Key Laboratory of Systems Biology, SIBS-Novo Nordisk Translational Research Centre for PreDiabetes, Shanghai Institutes for Biological Sciences, Chinese Academy of Sciences, Shanghai 200031, China.
BMC Bioinformatics. 2012 May 8;13 Suppl 7(Suppl 7):S6. doi: 10.1186/1471-2105-13-S7-S6.
Mycobacterium tuberculosis is an infectious bacterium posing serious threats to human health. Due to the difficulty in performing molecular biology experiments to detect protein interactions, reconstruction of a protein interaction map of M. tuberculosis by computational methods will provide crucial information to understand the biological processes in the pathogenic microorganism, as well as provide the framework upon which new therapeutic approaches can be developed.
In this paper, we constructed an integrated M. tuberculosis protein interaction network by machine learning and ortholog-based methods. Firstly, we built a support vector machine (SVM) method to infer the protein interactions of M. tuberculosis H37Rv by gene sequence information. We tested our predictors in Escherichia coli and mapped the genetic codon features underlying its protein interactions to M. tuberculosis. Moreover, the documented interactions of 14 other species were mapped to the interactome of M. tuberculosis by the interolog method. The ensemble protein interactions were validated by various functional relationships, i.e., gene coexpression, evolutionary relationship and functional similarity, extracted from heterogeneous data sources. The accuracy and validation demonstrate the effectiveness and efficiency of our framework.
A protein interaction map of M. tuberculosis is inferred from genetic codons and interologs. The prediction accuracy and numerically experimental validation demonstrate the effectiveness and efficiency of our method. Furthermore, our methods can be straightforwardly extended to infer the protein interactions of other bacterial species.
结核分枝杆菌是一种传染性细菌,对人类健康构成严重威胁。由于难以进行分子生物学实验来检测蛋白质相互作用,因此通过计算方法重建结核分枝杆菌的蛋白质相互作用图谱将为理解致病微生物中的生物学过程提供关键信息,并为开发新的治疗方法提供框架。

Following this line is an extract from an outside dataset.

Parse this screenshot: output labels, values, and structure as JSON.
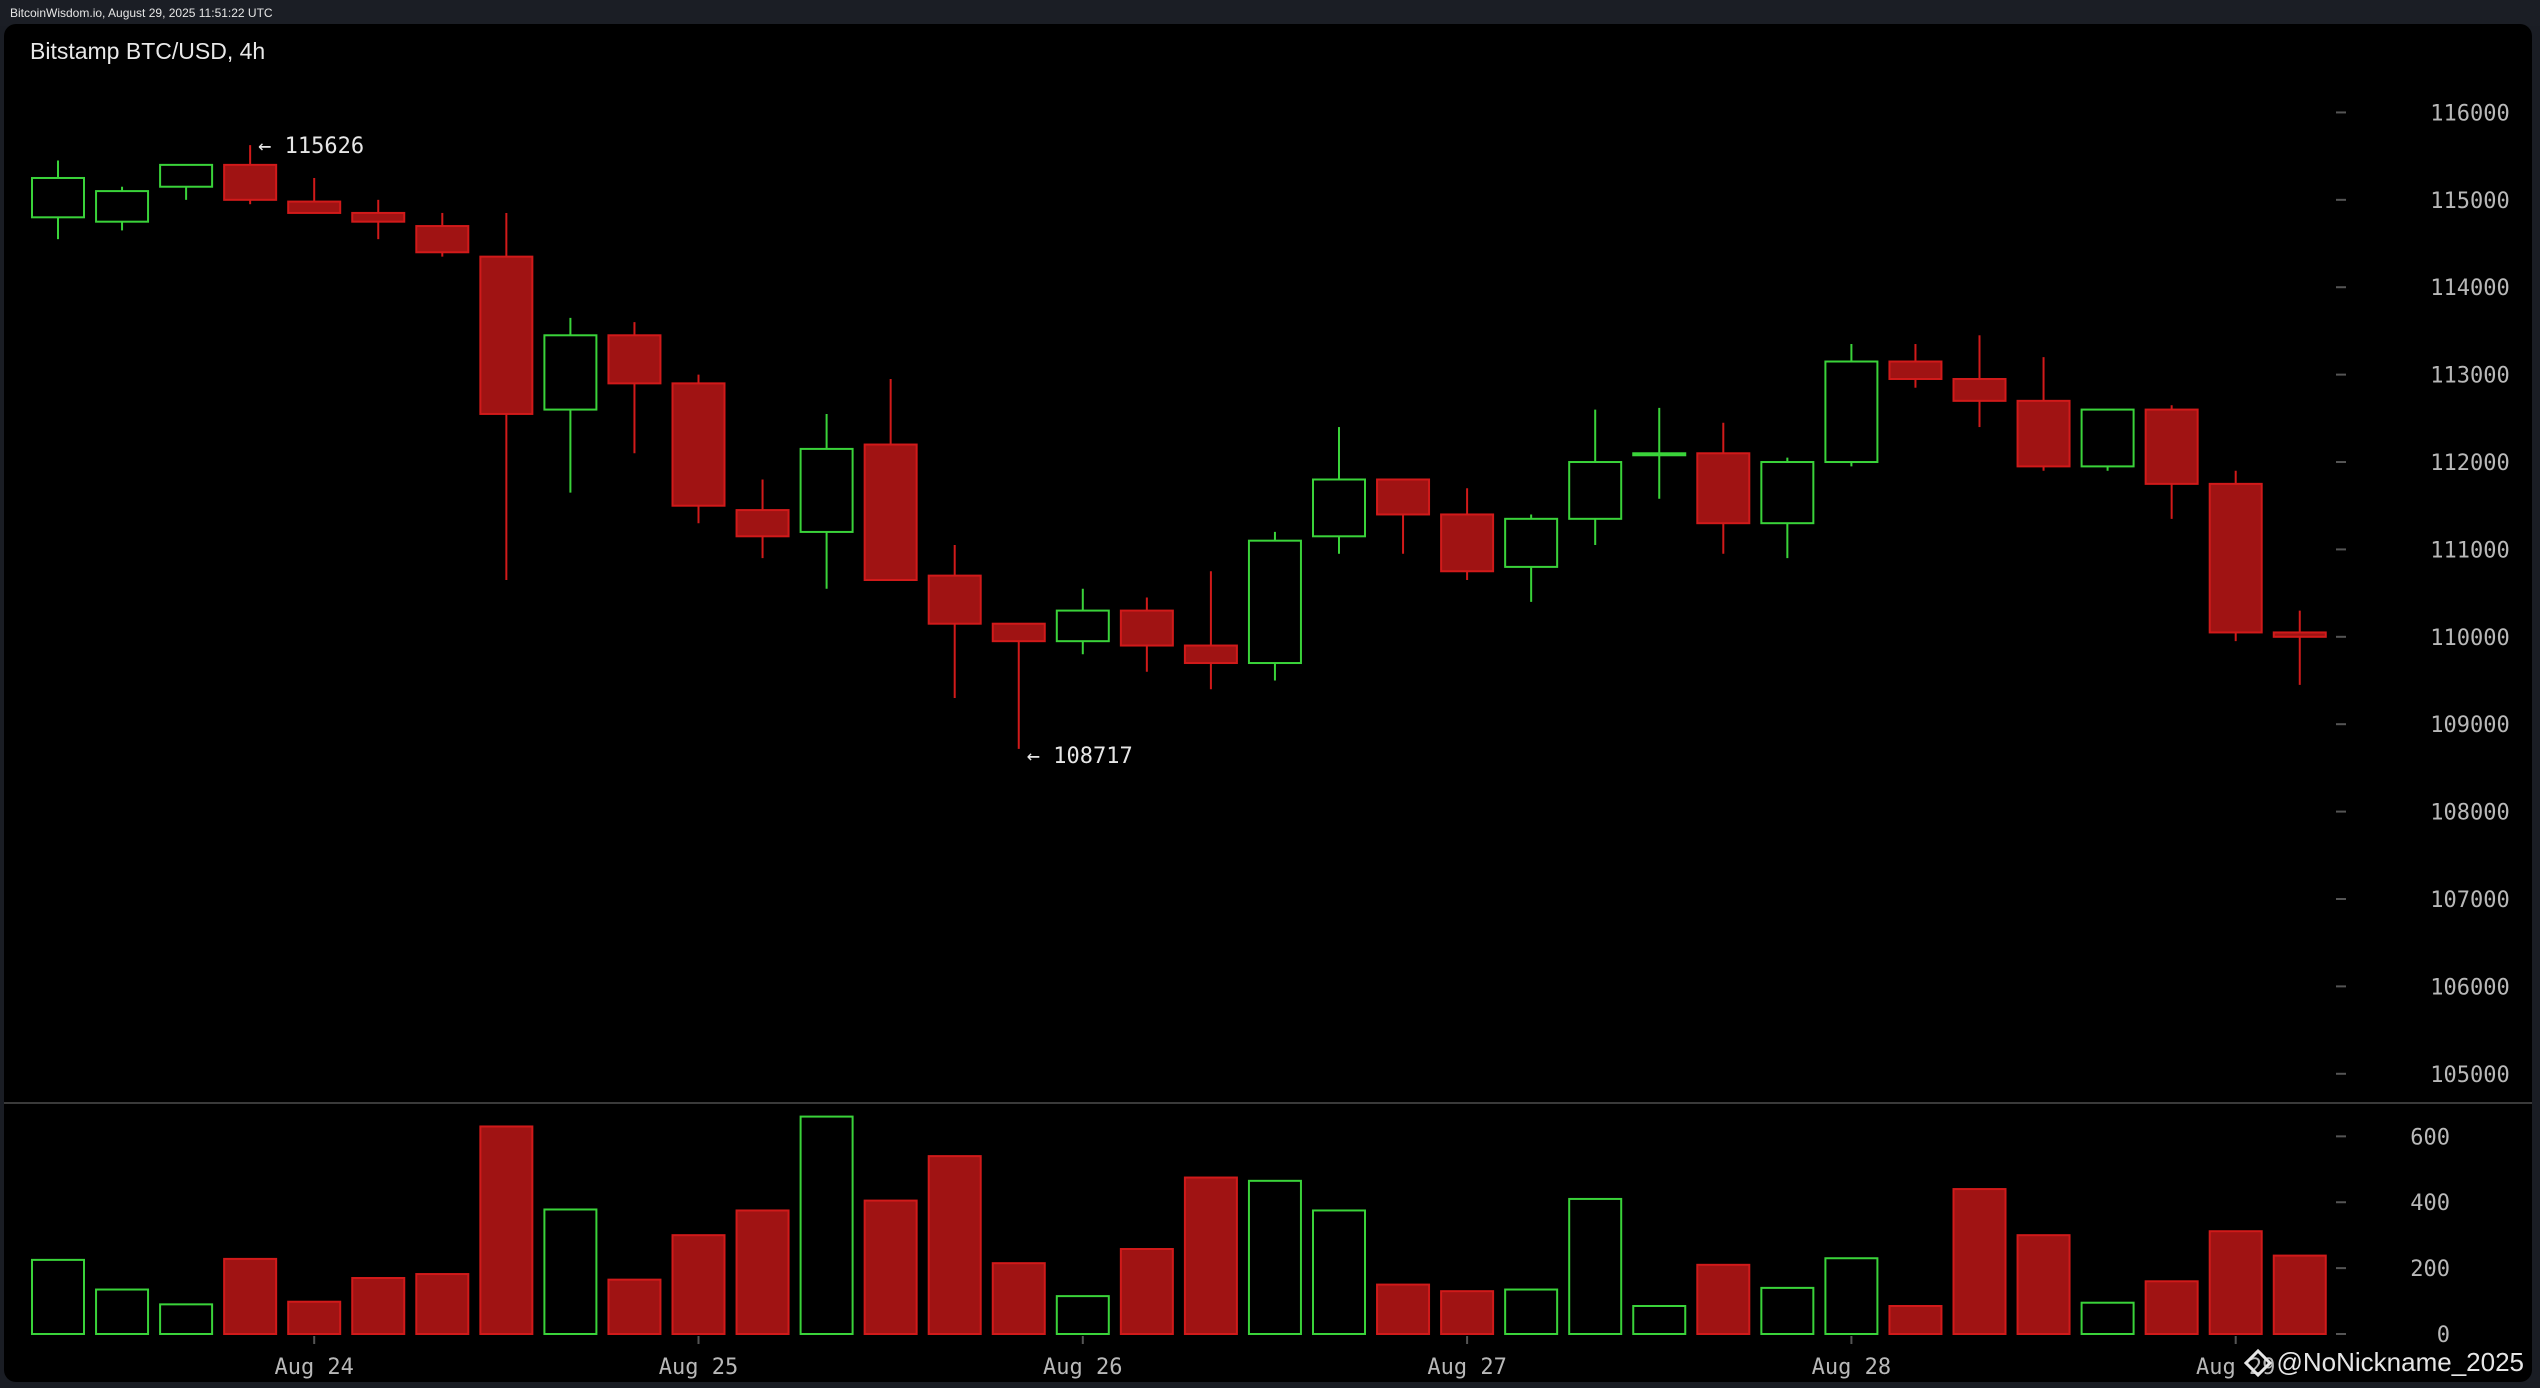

本文通过机器学习和基于同源物的方法构建了一个整合的结核分枝杆菌蛋白质相互作用网络。首先,我们构建了一个支持向量机(SVM)方法,通过基因序列信息来推断结核分枝杆菌 H37Rv 的蛋白质相互作用。我们在大肠杆菌中测试了我们的预测器,并将其蛋白质相互作用的遗传密码特征映射到结核分枝杆菌上。此外,通过同源物方法将 14 种其他物种的已有相互作用映射到结核分枝杆菌的相互作用组中。通过从异构数据源中提取的各种功能关系,即基因共表达、进化关系和功能相似性,对组合蛋白质相互作用进行了验证。准确性和验证表明了我们框架的有效性和效率。
从遗传密码和同源物推断出结核分枝杆菌的蛋白质相互作用图谱。预测准确性和数值实验验证证明了我们方法的有效性和效率。此外,我们的方法可以直接扩展到推断其他细菌物种的蛋白质相互作用。